Ceva’s Strategy Chief: Edge AI Is Inevitable, and ‘Physical AI’ Will Remake the Chip Industry

Ceva puts edge AI in the spotlight at Hsinchu Technology Symposium

IP provider Ceva brought the edge AI conversation to center stage at its Technology Symposium in Hsinchu, unveiling multiple solutions co-developed with partner IC design houses. The event underscored a clear message from chief strategy officer Iri Trashanski: the momentum behind edge AI is real, and its future potential is just getting started.

By teaming closely with chip designers, Ceva highlighted a collaboration-first path to making on-device intelligence faster, more power-efficient, and easier to integrate. Hsinchu, a global hub for semiconductors, proved a fitting backdrop as the company showcased how purpose-built IP and tight co-development can accelerate silicon and product roadmaps across consumer, industrial, and automotive markets.

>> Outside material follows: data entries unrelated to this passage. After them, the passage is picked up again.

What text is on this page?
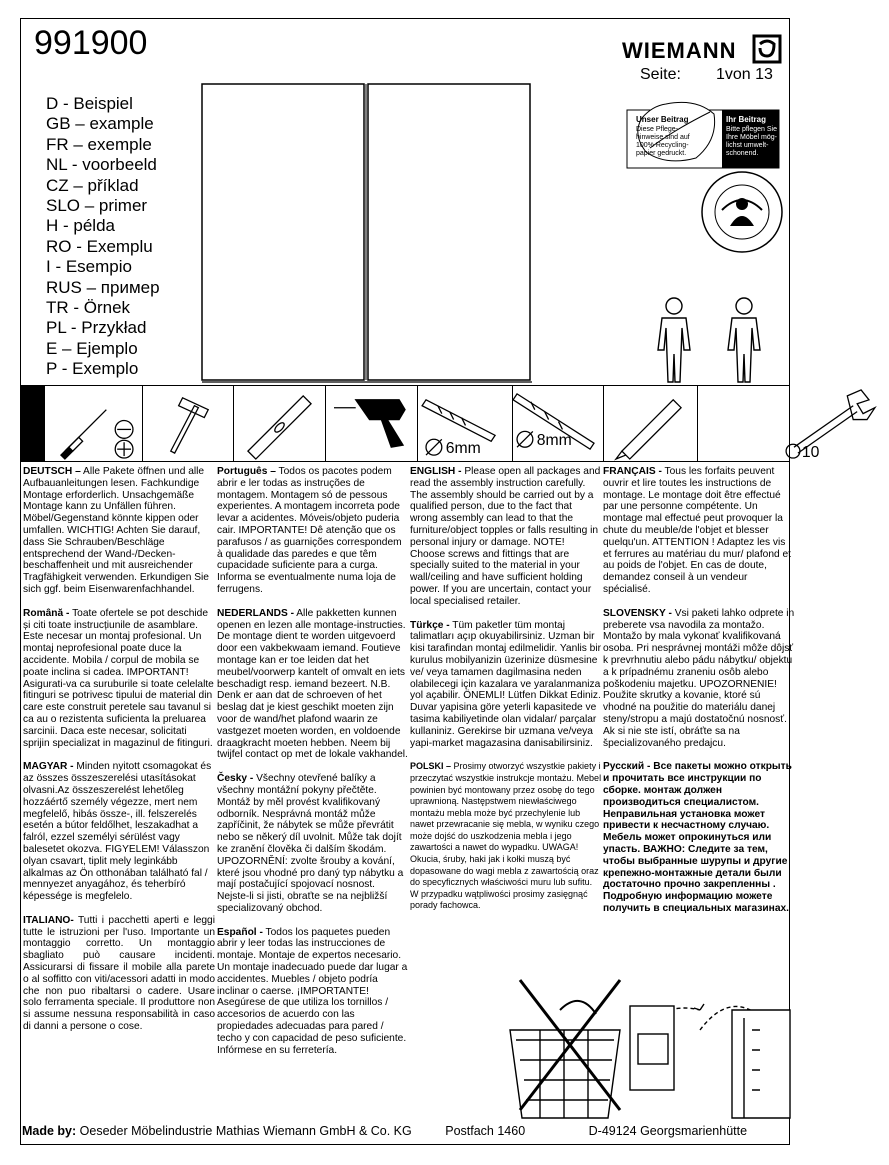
991900	WIEMANN
Seite: 1von 13
D - Beispiel
GB – example
FR – exemple
NL - voorbeeld
CZ – příklad
SLO – primer
H - példa
RO - Exemplu
I - Esempio
RUS – пример
TR - Örnek
PL - Przykład
E – Ejemplo
P - Exemplo
Unser Beitrag
Diese Pflege-hinweise sind auf 100% Recycling-papier gedruckt.
Ihr Beitrag
Bitte pflegen Sie Ihre Möbel mög-lichst umwelt-schonend.
6mm	8mm
10
DEUTSCH – Alle Pakete öffnen und alle Aufbauanleitungen lesen. Fachkundige Montage erforderlich. Unsachgemäße Montage kann zu Unfällen führen. Möbel/Gegenstand könnte kippen oder umfallen. WICHTIG! Achten Sie darauf, dass Sie Schrauben/Beschläge entsprechend der Wand-/Decken-beschaffenheit und mit ausreichender Tragfähigkeit verwenden. Erkundigen Sie sich ggf. beim Eisenwarenfachhandel.
Română - Toate ofertele se pot deschide și citi toate instrucțiunile de asamblare. Este necesar un montaj profesional. Un montaj neprofesional poate duce la accidente. Mobila / corpul de mobila se poate inclina si cadea. IMPORTANT! Asigurati-va ca suruburile si toate celelalte fitinguri se potrivesc tipului de material din care este construit peretele sau tavanul si ca au o rezistenta suficienta la preluarea sarcinii. Daca este necesar, solicitati sprijin specializat in magazinul de fitinguri.
MAGYAR - Minden nyitott csomagokat és az összes összeszerelési utasításokat olvasni.Az összeszerelést lehetőleg hozzáértő személy végezze, mert nem megfelelő, hibás össze-, ill. felszerelés esetén a bútor feldőlhet, leszakadhat a falról, ezzel személyi sérülést vagy balesetet okozva. FIGYELEM! Válasszon olyan csavart, tiplit mely leginkább alkalmas az Ön otthonában található fal / mennyezet anyagához, és teherbíró képessége is megfelelo.
ITALIANO- Tutti i pacchetti aperti e leggi tutte le istruzioni per l'uso. Importante un montaggio corretto. Un montaggio sbagliato può causare incidenti. Assicurarsi di fissare il mobile alla parete o al soffitto con viti/acessori adatti in modo che non puo ribaltarsi o cadere. Usare solo ferramenta speciale. Il produttore non si assume nessuna responsabilità in caso di danni a persone o cose.
Português – Todos os pacotes podem abrir e ler todas as instruções de montagem. Montagem só de pessous experientes. A montagem incorreta pode levar a acidentes. Móveis/objeto puderia cair. IMPORTANTE! Dê atenção que os parafusos / as guarnições correspondem à qualidade das paredes e que têm cupacidade suficiente para a curga. Informa se eventualmente numa loja de ferrugens.
NEDERLANDS - Alle pakketten kunnen openen en lezen alle montage-instructies. De montage dient te worden uitgevoerd door een vakbekwaam iemand. Foutieve montage kan er toe leiden dat het meubel/voorwerp kantelt of omvalt en iets beschadigt resp. iemand bezeert. N.B. Denk er aan dat de schroeven of het beslag dat je kiest geschikt moeten zijn voor de wand/het plafond waarin ze vastgezet moeten worden, en voldoende draagkracht moeten hebben. Neem bij twijfel contact op met de lokale vakhandel.
Česky - Všechny otevřené balíky a všechny montážní pokyny přečtěte. Montáž by měl provést kvalifikovaný odborník. Nesprávná montáž může zapříčinit, že nábytek se může převrátit nebo se někerý díl uvolnit. Může tak dojít ke zranění člověka či dalším škodám. UPOZORNĚNÍ: zvolte šrouby a kování, které jsou vhodné pro daný typ nábytku a mají postačující spojovací nosnost. Nejste-li si jisti, obraťte se na nejbližší specializovaný obchod.
Español - Todos los paquetes pueden abrir y leer todas las instrucciones de montaje. Montaje de expertos necesario. Un montaje inadecuado puede dar lugar a accidentes. Muebles / objeto podría inclinar o caerse. ¡IMPORTANTE! Asegúrese de que utiliza los tornillos / accesorios de acuerdo con las propiedades adecuadas para pared / techo y con capacidad de peso suficiente. Infórmese en su ferretería.
ENGLISH - Please open all packages and read the assembly instruction carefully. The assembly should be carried out by a qualified person, due to the fact that wrong assembly can lead to that the furniture/object topples or falls resulting in personal injury or damage. NOTE! Choose screws and fittings that are specially suited to the material in your wall/ceiling and have sufficient holding power. If you are uncertain, contact your local specialised retailer.
Türkçe - Tüm paketler tüm montaj talimatları açıp okuyabilirsiniz. Uzman bir kisi tarafindan montaj edilmelidir. Yanlis bir kurulus mobilyanizin üzerinize düsmesine ve/ veya tamamen dagilmasina neden olabilecegi için kazalara ve yaralanmaniza yol açabilir. ÖNEMLI! Lütfen Dikkat Ediniz. Duvar yapisina göre yeterli kapasitede ve tasima kabiliyetinde olan vidalar/ parçalar kullaniniz. Gerekirse bir uzmana ve/veya yapi-market magazasina danisabilirsiniz.
POLSKI – Prosimy otworzyć wszystkie pakiety i przeczytać wszystkie instrukcje montażu. Mebel powinien być montowany przez osobę do tego uprawnioną. Następstwem niewłaściwego montażu mebla może być przechylenie lub nawet przewracanie się mebla, w wyniku czego może dojść do uszkodzenia mebla i jego zawartości a nawet do wypadku. UWAGA! Okucia, śruby, haki jak i kołki muszą być dopasowane do wagi mebla z zawartością oraz do specyficznych właściwości muru lub sufitu. W przypadku wątpliwości prosimy zasięgnąć porady fachowca.
FRANÇAIS - Tous les forfaits peuvent ouvrir et lire toutes les instructions de montage. Le montage doit être effectué par une personne compétente. Un montage mal effectué peut provoquer la chute du meuble/de l'objet et blesser quelqu'un. ATTENTION ! Adaptez les vis et ferrures au matériau du mur/ plafond et au poids de l'objet. En cas de doute, demandez conseil à un vendeur spécialisé.
SLOVENSKY - Vsi paketi lahko odprete in preberete vsa navodila za montažo. Montažo by mala vykonať kvalifikovaná osoba. Pri nesprávnej montáži môže dôjsť k prevrhnutiu alebo pádu nábytku/ objektu a k prípadnému zraneniu osôb alebo poškodeniu majetku. UPOZORNENIE! Použite skrutky a kovanie, ktoré sú vhodné na použitie do materiálu danej steny/stropu a majú dostatočnú nosnosť. Ak si nie ste istí, obráťte sa na špecializovaného predajcu.
Русский - Все пакеты можно открыть и прочитать все инструкции по сборке. монтаж должен производиться специалистом. Неправильная установка может привести к несчастному случаю. Мебель может опрокинуться или упасть. ВАЖНО: Следите за тем, чтобы выбранные шурупы и другие крепежно-монтажные детали были достаточно прочно закрепленны . Подробную информацию можете получить в специальных магазинах.
Made by: Oeseder Möbelindustrie Mathias Wiemann GmbH & Co. KG	Postfach 1460	D-49124 Georgsmarienhütte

What stood out at the symposium
– Co-developed edge AI solutions: Ceva and partner IC design houses presented jointly engineered technologies designed to bring machine learning closer to the data source.
– Focus on power and performance: Emphasis on low-latency, energy-efficient inference that fits real-world constraints—from battery-powered devices to high-reliability systems at the network’s edge.
– Scalable IP building blocks: Attendees saw how modular IP can streamline development for applications spanning vision, audio, sensing, and connectivity.
– Ecosystem-driven execution: The showcase reinforced that robust tools, reference designs, and verified IP are essential to moving from prototype to production quickly.

Why the edge matters right now
– Immediate responses without the cloud: On-device AI cuts round-trip delays, enabling real-time decisions for safety, automation, and immersive user experiences.
– Better privacy and reliability: Processing data locally reduces exposure and keeps critical functions running even when connectivity is constrained.
– Lower operating costs: Efficient edge inference can reduce bandwidth usage and cloud compute spend while extending battery life.
– New product possibilities: From smart sensors and wearables to industrial automation and in-vehicle systems, edge AI unlocks features that weren’t practical with cloud-only approaches.

Ceva’s role in the next wave of on-device intelligence
As an IP provider, Ceva aims to compress the time it takes to bring edge AI into silicon by offering specialized processing cores and software that integrate seamlessly into partner designs. That approach—co-developing with IC design houses—helps align silicon capabilities with application needs early in the design cycle, improving performance per watt and accelerating time to market.

The message from the stage was clear: the trend toward embedded, on-device AI is set. With data volumes rising and applications demanding instant insights, edge-first architectures are becoming a strategic priority for product makers across sectors. The technologies showcased in Hsinchu signal a broader industry shift toward solutions that blend efficient compute, smart algorithms, and robust connectivity under tight power and cost budgets.

What to watch next
– Deeper integration of AI with sensing and connectivity for more autonomous devices.
– Continued optimization of models and toolchains for constrained hardware.
– Expansion of partnerships to address specialized verticals including industrial IoT, automotive safety, smart home, and health wearables.

Ceva’s Technology Symposium reflected where the market is headed: practical, co-developed edge AI solutions that deliver real value today while laying the groundwork for the next generation of intelligent products. As the ecosystem rallies around collaboration and efficiency, expect the pace of edge AI adoption to accelerate.